さらに昭和9年(1934)丹那トンネルが開通、現在の東海道本線が運行され、御殿場線自体も支線となり、その重要性は低下した。それでも新橋地区は、夏は登山、冬はスキーの客でにぎわっていた。
昭和12年(1937)には日中戦争がはじまり、経済、産業、教育の国家統制が一層強まった。日野屋など地域の商人たちも自由な商売ができなくなっていった。日本政府は昭和16年には米英を相手に太平洋戦争に突き進み、人も物もすべて戦争に捧げるという国家総動員の戦いとなっていった。御殿場も爆撃を受けた。
ついに昭和20年(1945)日本は全面降伏をした。日本軍は解散したが、陸軍の駒門、板妻、滝ケ原演習場、兵舎に4000人の米軍が進駐し、住民に立ち退きを命じてきた。これについては地主組合と国、米軍との何度にもわたる交渉が重ねられ、政府による地代、損害賠償補償金、立ち入り、物資販売許可、軍施設従業員採用や接待・慰安業も盛んになった。一方、犯罪、治安、風紀の乱れの問題も起きた。
昭和32年(1957)サンフランシスコ条約で日本が国際復帰をすると、滝ケ原キャンプを除いて米軍は撤収していき、代わりに自衛隊が入ってきて現在まで演習場使用は続き(市面積の3分の1)、最近では米軍のオスプレイの飛行訓練も行われている。
そして戦後は、御殿場地域の産業も変化し、昭和25年には第一次産業(農業、養蚕、竹行李)が65%だったが、40年には23%に激減した。代わりに第3次産業(米軍基地、進駐軍相手の卸、小売り、自衛隊への公務、ゴルフ場、観光など)が23から57%に増えてきた。
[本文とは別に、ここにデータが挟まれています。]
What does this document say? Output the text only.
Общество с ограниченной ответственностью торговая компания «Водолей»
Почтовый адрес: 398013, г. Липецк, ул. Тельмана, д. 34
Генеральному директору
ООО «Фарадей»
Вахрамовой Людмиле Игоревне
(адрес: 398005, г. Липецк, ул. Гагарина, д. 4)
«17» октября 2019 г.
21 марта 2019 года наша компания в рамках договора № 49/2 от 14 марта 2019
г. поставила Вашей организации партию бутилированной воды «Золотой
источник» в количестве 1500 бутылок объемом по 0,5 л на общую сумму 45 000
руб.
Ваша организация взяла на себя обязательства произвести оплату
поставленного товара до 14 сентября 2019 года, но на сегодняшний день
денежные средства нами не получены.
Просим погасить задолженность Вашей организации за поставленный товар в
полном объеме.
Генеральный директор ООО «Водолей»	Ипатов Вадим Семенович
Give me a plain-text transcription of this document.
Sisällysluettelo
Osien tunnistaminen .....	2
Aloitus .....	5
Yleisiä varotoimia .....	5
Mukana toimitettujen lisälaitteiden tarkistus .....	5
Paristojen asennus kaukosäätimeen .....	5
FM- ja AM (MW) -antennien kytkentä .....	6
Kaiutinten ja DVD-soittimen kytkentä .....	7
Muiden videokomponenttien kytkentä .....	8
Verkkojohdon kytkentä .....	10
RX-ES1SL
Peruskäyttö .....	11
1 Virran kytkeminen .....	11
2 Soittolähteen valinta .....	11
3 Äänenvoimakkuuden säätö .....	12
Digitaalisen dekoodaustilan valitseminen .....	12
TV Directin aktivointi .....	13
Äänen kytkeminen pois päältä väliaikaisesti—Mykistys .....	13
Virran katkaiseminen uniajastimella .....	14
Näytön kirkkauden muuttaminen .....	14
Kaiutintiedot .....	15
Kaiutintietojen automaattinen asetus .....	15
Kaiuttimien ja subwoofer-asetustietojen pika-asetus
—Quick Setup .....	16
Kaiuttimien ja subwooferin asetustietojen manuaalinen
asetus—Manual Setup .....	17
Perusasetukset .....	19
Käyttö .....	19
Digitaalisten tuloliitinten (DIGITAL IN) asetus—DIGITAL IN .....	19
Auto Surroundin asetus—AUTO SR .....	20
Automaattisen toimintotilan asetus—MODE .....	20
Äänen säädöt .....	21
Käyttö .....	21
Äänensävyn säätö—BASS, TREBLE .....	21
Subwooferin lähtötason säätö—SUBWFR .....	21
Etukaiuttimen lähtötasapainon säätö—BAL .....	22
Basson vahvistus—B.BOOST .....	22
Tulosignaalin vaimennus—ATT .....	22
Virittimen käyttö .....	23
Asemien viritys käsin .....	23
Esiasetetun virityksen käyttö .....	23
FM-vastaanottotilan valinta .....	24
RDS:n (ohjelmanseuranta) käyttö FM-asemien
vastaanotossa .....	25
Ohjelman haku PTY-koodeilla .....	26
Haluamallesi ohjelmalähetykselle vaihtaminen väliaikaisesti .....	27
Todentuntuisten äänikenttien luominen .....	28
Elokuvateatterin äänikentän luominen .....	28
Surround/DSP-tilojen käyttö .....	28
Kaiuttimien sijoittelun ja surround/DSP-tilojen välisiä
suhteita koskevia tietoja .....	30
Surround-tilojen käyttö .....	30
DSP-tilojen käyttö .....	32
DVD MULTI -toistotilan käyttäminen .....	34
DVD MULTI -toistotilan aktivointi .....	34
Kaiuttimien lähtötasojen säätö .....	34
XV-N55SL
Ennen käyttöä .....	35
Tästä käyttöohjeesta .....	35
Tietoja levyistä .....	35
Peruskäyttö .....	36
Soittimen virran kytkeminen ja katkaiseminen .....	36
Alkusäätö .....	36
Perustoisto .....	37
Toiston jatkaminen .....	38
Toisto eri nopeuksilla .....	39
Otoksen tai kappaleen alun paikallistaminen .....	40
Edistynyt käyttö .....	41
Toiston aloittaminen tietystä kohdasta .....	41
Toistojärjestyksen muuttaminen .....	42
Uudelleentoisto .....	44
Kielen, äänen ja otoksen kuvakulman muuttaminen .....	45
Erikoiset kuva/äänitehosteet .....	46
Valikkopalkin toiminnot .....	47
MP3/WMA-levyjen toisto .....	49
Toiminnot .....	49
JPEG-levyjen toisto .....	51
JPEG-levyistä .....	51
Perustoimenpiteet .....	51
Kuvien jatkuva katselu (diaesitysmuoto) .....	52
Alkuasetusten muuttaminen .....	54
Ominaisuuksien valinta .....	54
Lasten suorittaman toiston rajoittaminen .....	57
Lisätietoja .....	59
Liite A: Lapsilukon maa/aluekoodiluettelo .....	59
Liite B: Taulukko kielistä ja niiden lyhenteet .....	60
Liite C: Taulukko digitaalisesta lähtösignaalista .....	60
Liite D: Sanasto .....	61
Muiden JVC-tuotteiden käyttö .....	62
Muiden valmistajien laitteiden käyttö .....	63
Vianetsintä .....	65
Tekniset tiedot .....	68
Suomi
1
また交通手段が自動車主流となってきて、昭和39年(1964)富士山周遊道路、新幹線開通、昭和44年東名高速道路、国道246号線バイパスなども完成し道路の整備、交通網の整備が行われると、御殿場地区は交易、交通の中心地としての役割を終え、次第に交易の人通りがなくなって、ローカルな街となっていった。
現在の御殿場地区の街道は、小山町につながる地方道となり、かつての中心地だった街道の面影はない。御殿場地区随一の経営を誇った日野屋酒店のあった地は転売され、今はハックドラッグとなっていている。
今も明治時代から変わらず店棚を守っているのは(天野呉服、大田菓子店、茶勇、あらい茶園など)数少ない。
現 在も当時の様子を伝えているのは、二枚橋地区にある、近江商人でかつては酒、味噌、醤油の仲買、小売りをしていた岡田屋橋本宅と倉庫群、御殿場地区にある、天野屋駐車場に建つスルガ銀行御殿場支店石倉金庫、街道の石碑、石仏、祠、お寺(庚申寺、光明院、宝持院、大雲院)、地蔵堂、吾妻神社、手洗い石(チョウズヤ)、藤方家の石燈籠などである。